For all \(a,b,c\in S\), we have \((ab)c = a = a(bc)\), therefore law of composition in \(S\) is associative.

Suppose \(e\) is the identity, then for all \(a\in S\), we have \(ae=a=ea=e\), therefore \(S=\{e\}\)

1.2

1.3

For \(n\in \mathbb{N}\), since \(s\circ s^{-1}=s(s^{-1}(n))=n(n\ge2)\), we have \(s^{-1}(n)=n-1(n\ge2)\), however \(s(s^{-1}(1))=1\), assume \(s^{-1}(1)=x\), then \(s(x)=x+1=1\)\(\to x=0\) which is a contradiction to \(x\in\mathbb{N}\).
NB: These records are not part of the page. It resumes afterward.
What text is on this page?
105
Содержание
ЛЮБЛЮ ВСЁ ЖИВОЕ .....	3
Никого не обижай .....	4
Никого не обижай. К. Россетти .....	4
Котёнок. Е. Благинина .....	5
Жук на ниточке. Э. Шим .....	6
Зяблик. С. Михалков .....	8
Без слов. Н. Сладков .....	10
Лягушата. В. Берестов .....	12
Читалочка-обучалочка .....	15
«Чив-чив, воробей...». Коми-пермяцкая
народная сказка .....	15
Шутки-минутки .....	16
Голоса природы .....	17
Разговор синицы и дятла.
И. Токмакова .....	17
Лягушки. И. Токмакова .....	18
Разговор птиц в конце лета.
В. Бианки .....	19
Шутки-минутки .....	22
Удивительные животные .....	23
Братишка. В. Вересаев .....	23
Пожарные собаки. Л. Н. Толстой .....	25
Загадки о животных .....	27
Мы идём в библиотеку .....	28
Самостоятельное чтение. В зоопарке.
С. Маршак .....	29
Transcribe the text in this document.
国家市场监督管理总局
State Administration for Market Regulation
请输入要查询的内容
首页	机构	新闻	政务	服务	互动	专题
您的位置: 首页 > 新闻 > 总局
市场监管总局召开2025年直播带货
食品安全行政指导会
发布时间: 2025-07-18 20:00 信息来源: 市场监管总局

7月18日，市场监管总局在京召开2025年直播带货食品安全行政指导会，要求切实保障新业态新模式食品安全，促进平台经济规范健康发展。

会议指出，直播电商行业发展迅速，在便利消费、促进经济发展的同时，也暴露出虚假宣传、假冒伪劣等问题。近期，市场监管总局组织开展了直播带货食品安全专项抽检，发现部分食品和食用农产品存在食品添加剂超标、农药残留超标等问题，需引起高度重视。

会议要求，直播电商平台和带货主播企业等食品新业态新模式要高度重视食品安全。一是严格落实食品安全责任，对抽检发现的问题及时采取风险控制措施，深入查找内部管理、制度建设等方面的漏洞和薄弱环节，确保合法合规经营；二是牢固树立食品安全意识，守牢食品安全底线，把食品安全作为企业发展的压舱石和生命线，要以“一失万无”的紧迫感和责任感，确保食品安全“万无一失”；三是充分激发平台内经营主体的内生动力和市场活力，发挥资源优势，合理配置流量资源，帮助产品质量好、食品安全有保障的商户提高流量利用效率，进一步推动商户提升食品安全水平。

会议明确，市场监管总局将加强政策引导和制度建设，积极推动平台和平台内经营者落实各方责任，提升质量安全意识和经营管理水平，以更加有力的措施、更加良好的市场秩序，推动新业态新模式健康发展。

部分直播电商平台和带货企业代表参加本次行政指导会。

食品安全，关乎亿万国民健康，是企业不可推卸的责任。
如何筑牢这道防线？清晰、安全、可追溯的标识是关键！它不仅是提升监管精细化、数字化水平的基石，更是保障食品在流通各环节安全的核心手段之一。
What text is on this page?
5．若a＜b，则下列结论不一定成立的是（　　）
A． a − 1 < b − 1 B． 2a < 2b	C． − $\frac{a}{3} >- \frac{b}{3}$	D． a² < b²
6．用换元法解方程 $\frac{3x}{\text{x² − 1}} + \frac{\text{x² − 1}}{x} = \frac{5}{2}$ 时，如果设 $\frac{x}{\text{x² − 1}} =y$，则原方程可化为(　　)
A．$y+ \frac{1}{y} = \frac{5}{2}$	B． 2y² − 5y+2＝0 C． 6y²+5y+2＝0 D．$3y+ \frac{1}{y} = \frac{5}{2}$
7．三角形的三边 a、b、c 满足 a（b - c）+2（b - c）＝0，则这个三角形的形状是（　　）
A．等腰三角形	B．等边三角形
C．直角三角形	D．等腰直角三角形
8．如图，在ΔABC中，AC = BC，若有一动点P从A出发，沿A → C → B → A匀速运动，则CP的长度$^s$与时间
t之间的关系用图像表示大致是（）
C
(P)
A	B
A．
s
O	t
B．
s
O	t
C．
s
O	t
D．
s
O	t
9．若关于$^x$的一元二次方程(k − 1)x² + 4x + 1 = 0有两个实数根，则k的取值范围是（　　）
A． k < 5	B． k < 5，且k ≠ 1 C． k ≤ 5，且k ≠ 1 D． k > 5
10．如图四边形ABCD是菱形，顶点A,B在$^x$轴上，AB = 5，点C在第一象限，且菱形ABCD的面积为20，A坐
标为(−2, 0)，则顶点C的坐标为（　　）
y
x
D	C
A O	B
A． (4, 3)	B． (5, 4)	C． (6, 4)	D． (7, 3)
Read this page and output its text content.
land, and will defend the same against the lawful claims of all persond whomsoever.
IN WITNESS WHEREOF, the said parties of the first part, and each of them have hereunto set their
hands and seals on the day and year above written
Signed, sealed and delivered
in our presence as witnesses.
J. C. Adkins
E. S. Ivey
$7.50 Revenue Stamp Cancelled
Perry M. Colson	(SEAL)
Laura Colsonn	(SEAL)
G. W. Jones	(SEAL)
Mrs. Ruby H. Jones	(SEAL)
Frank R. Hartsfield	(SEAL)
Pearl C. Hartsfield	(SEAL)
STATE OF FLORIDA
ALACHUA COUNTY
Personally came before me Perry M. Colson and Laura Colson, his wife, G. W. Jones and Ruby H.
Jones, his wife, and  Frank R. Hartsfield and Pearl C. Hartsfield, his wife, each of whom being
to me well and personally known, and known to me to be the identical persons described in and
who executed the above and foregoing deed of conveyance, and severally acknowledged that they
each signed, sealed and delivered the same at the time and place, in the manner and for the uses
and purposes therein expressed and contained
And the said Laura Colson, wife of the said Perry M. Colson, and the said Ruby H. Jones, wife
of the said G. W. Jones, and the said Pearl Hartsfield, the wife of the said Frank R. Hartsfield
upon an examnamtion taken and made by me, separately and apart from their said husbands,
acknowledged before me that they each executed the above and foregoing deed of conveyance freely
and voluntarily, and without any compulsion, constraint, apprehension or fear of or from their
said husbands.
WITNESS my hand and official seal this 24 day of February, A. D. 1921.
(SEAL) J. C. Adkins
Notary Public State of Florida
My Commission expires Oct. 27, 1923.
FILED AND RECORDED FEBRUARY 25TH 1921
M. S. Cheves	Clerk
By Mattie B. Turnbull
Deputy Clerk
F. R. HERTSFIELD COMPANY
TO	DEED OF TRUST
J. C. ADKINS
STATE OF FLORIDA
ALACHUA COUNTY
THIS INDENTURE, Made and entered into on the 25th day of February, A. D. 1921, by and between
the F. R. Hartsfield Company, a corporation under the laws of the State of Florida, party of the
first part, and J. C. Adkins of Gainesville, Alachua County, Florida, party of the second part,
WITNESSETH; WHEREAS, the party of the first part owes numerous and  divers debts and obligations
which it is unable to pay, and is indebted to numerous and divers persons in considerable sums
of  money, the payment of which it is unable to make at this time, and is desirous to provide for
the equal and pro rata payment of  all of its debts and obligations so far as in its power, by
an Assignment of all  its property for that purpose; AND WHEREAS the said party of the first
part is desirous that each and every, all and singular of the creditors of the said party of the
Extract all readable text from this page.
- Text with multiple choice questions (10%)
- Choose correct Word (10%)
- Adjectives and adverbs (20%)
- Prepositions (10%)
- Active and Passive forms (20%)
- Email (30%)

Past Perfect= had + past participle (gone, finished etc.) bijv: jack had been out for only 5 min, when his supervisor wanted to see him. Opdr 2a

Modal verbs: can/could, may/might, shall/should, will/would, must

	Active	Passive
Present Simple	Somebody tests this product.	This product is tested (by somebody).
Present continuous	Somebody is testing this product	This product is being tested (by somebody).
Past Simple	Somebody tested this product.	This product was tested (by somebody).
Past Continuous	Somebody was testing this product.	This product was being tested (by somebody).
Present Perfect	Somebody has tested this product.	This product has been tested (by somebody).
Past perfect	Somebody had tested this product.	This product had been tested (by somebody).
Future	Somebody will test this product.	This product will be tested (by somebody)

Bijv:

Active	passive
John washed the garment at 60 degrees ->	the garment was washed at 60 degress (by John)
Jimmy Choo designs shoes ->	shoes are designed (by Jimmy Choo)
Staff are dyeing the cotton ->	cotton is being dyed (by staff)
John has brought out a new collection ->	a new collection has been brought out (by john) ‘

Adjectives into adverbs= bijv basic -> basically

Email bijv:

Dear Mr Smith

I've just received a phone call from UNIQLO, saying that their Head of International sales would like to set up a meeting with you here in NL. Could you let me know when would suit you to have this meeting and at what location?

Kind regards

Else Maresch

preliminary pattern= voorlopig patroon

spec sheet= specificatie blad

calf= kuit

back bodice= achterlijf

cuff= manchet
\(s^{-1}\circ s=s^{-1}(s(n))=s^{-1}(n+1)=n(n\ge 1)\), therefore \(s^{-1}(n)=n-1(n\ge 2)\), in addtion, we can define that \(s^{-1}(1)\) equals to any number in \(\mathbb{N}\).

Groups and Subgroups

2.2

• closure, apparently(law of composition)
• inverse, \(\forall a\in S,\exists a^{-1}\) satisfys that \(a^{-1}a=1\)

2.3
(a)\(y=x^{-1}w^{-1}z\)
(b)yes, no

2.4
(a)yes
(b)yes
(c)no
(d)yes
(e)no

2.5

Suppose \(e_{H}\neq e_{G}\), for all \(a\in H\), \(a\in G\) also, \(aa^{-1}=e_{H}\neq e_G\), it's impossible, therefore \(e_H=e_G\).